Atlanta: Federal officials working to keep Ebola from spreading into the US have ordered that all travellers who come into the US from three Ebola-stricken West African nations now be monitored for three weeks.
Starting on Monday, anyone travelling from Guinea, Liberia and Sierra Leone will have to report in with health officials daily and take their temperature twice a day.
The measure applies not only to visitors from those countries but also returning American aid workers, federal health employees and journalists. The Centres for Disease Control and Prevention announced the new step yesterday.
The virus has killed more than 4,800 people in West Africa, nearly all in Liberia, Sierra Leone and Guinea.
CDC Director Tom Frieden said monitoring will provide an extra level of safety.
Passengers already get screened and temperature checks before they leave West Africa and again when they arrive in the US.
"We have to keep our guard up," Frieden said.
The Obama administration has resisted increasing pressure to turn away any visitors from the three countries at the centre of the Ebola outbreak, especially after a Liberian visitor to Dallas came down with the infectious disease days after he arrived and later died.
Instead, passenger screening was put in place at 5 key US airports. That was tightened Tuesday to funnel everyone coming from those countries through those airports so all are checked.

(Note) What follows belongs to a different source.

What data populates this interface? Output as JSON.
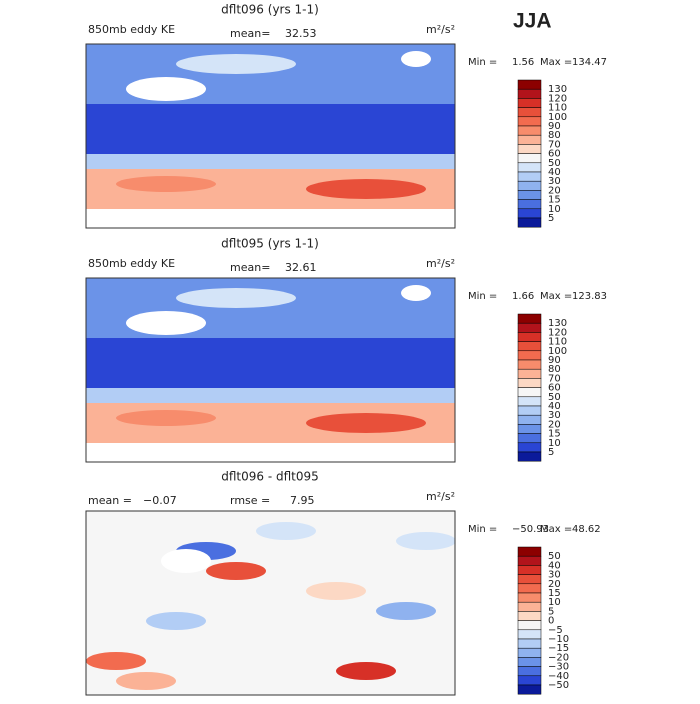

The monitoring programme will start in six states New York, Pennsylvania, Maryland, Virginia, New Jersey and Georgia the destination for the bulk of the travellers from the outbreak region. It will later extend to other states.
Each passenger will be required to provide contact information for themselves as well as a friend or relative. They will be instructed to check for a fever twice a day and report their temperature and any symptoms to health officials daily for 21 days.
How the checks are done in person, by phone or Skype will be decided by the states, Frieden said. If a traveller does not report in, public health officials can track them down. How far they can go to get them to cooperate is up to those officials, CDC officials said.